Curvature of curves on surfaces

Are there ways to know the curvature of a curve $\gamma$ that lives on a surface $\mathcal{S}$starting from the gaussian curvature of $\mathcal{S}$? In general, is it possible bound the curvature of this curve with a function that depends from the gaussian curvature?

No way the tangent curvature can be fixed .For example you can draw on a sphere a geodesic, any small circle which can be any displaced arbitrary parallel, all living on the sphere.

You can have them constant when deforming together isometrically.In bending both $$k_g, K$$ (geodesic and Gauss curvatures) remain constant.

But you cannot derive one from the other, they are independently defined or formed from the first fundamental form coefficients.

If a product is 12,factors can be (6,2) or (4,3) or (8, 3/2) etc. Anyway you can physically while embedding in 3-space broaden, narrow up or squeeze out a flexible surface isometrically in bending.

You can also, using a "concentric" geodesic polar coordinate system draw parallel circles of changing geodesic curvature. Even a constant geodesic curvature line (that would roll out to a circle if surface were a developable) ... can be drawn on a surface of of arbitrarily changing K.

But you cannot define or extract all lines $$\gamma$$ on a surface from given $$K$$.

To find geodesic curvature we need to further differentiate on arc the inclination of line to the lines of curvature through the second fundamental form.

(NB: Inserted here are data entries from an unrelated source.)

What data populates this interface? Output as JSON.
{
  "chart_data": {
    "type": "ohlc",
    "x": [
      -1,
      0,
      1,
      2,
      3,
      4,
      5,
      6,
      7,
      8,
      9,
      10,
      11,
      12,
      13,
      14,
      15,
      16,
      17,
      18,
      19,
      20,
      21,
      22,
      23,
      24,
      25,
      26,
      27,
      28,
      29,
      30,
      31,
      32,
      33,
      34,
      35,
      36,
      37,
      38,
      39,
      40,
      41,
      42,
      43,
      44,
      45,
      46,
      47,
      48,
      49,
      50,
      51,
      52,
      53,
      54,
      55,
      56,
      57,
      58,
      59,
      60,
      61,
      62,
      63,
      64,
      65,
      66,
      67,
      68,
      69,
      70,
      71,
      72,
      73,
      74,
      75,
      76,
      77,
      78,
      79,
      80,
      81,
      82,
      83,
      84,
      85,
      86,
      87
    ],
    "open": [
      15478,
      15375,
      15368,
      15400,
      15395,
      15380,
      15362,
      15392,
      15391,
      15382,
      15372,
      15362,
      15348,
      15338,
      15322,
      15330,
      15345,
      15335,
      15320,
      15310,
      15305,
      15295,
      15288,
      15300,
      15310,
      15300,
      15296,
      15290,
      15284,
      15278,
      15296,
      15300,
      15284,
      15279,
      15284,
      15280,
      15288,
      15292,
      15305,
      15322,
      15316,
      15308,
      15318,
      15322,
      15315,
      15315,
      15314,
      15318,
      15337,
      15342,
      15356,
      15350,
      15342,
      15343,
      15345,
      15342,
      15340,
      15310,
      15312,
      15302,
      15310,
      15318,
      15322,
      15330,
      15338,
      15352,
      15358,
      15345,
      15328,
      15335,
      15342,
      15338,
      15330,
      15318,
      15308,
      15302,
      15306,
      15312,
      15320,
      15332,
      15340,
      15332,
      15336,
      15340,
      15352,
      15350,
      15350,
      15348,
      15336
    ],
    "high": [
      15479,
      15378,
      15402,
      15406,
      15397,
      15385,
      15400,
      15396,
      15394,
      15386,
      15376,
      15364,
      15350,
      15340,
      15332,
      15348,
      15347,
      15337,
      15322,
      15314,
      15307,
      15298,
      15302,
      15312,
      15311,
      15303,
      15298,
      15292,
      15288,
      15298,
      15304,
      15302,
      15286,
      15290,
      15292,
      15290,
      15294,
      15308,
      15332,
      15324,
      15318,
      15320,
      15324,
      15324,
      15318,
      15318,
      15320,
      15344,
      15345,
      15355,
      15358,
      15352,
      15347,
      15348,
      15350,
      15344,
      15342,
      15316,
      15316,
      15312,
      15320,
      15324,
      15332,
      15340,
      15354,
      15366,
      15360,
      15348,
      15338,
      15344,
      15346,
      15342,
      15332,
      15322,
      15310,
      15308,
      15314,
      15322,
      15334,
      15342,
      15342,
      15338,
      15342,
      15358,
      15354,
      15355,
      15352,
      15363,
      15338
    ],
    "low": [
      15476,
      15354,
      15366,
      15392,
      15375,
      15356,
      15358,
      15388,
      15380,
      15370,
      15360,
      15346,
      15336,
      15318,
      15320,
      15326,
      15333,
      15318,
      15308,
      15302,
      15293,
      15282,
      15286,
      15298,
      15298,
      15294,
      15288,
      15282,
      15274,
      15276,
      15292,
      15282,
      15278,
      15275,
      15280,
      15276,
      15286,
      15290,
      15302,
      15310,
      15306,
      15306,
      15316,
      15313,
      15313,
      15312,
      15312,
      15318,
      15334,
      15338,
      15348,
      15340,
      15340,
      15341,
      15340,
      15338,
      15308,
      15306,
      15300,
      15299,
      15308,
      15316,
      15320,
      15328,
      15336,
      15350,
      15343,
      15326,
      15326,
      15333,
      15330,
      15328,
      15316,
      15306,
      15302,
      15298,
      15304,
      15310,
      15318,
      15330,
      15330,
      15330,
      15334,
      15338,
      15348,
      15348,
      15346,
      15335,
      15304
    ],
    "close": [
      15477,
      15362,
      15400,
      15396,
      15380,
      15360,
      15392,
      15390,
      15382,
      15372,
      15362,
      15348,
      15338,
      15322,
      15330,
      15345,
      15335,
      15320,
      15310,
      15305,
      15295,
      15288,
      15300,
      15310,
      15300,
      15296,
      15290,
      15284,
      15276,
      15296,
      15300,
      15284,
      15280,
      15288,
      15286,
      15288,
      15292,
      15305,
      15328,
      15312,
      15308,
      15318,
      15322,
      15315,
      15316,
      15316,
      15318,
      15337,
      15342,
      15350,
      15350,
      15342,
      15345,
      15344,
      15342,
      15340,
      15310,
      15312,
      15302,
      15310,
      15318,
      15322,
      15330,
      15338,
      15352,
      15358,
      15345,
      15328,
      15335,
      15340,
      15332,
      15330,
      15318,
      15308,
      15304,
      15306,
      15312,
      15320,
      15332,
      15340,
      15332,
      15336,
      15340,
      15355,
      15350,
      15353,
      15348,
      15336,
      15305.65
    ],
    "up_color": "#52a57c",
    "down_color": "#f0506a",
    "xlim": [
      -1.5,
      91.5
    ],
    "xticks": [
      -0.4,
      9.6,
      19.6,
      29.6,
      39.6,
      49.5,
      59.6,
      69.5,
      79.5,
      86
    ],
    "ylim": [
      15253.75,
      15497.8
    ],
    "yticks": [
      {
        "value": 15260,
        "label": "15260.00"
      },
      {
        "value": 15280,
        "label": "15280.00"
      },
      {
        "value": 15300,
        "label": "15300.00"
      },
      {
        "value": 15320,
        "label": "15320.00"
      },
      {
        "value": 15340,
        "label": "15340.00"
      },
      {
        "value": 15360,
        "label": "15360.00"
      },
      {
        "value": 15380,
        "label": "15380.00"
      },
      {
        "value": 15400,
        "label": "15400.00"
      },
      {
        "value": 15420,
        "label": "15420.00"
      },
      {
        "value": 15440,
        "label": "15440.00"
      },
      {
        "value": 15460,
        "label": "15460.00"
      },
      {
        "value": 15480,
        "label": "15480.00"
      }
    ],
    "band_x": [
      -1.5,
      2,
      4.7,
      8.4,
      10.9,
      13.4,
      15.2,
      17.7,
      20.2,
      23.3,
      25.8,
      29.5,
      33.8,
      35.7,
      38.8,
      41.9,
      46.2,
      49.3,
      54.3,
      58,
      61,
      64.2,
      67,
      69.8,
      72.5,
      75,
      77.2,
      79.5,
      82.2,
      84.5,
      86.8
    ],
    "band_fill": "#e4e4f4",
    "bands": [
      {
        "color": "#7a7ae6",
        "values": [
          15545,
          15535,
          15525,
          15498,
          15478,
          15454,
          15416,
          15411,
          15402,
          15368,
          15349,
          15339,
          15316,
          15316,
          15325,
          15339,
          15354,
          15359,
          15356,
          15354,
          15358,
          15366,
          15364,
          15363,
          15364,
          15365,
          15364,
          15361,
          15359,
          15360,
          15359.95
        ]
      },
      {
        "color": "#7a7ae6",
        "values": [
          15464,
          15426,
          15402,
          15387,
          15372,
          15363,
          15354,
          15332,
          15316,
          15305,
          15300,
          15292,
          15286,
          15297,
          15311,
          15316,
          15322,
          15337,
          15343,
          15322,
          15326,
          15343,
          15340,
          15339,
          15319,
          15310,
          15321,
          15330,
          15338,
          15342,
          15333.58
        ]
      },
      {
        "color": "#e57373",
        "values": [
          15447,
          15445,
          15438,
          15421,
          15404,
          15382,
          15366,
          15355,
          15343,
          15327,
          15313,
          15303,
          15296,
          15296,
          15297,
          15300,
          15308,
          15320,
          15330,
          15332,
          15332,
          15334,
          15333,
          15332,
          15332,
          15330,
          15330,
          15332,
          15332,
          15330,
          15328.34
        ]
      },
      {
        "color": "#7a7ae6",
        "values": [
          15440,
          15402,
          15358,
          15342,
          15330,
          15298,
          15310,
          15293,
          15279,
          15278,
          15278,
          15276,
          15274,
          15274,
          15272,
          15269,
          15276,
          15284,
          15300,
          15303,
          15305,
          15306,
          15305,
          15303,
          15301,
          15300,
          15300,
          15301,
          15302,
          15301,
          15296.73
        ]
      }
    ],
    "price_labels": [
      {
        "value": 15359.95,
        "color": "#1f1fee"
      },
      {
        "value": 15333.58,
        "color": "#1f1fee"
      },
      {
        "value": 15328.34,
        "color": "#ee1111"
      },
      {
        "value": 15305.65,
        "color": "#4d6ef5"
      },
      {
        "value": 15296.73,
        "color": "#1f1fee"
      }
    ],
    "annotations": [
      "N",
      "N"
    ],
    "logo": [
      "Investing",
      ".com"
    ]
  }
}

For surfaces of revolution $$k_g$$ by Liouville's formula is:

$$k_g = \psi ^{\prime} + \sin \psi \sin \phi / r$$

and $$K$$ is:

$$K = \frac{d\phi}{ds \cos \psi}\cdot \frac {\cos \phi }{r}$$

which are independent.

No, and no.

Consider a torus with "core" radius $r$ and "tube radius" $s$, lying on a table like a donut. A point i=$P$ in contact with the table surface lies on a circle of radius $r$ and an orthogonal circle of radius $s$, both geodesic, so the Gaussian curvature at $P$ is $rs$.

Now fix $k$ and pick $r = k/s$. Then $rs = k$, so for any such $s$, we have the same gaussian curvature. But the "around the tube" curves through $P$ (for various values of $s$) will have curvature $1/s$, which is unbounded as $s$ grows small.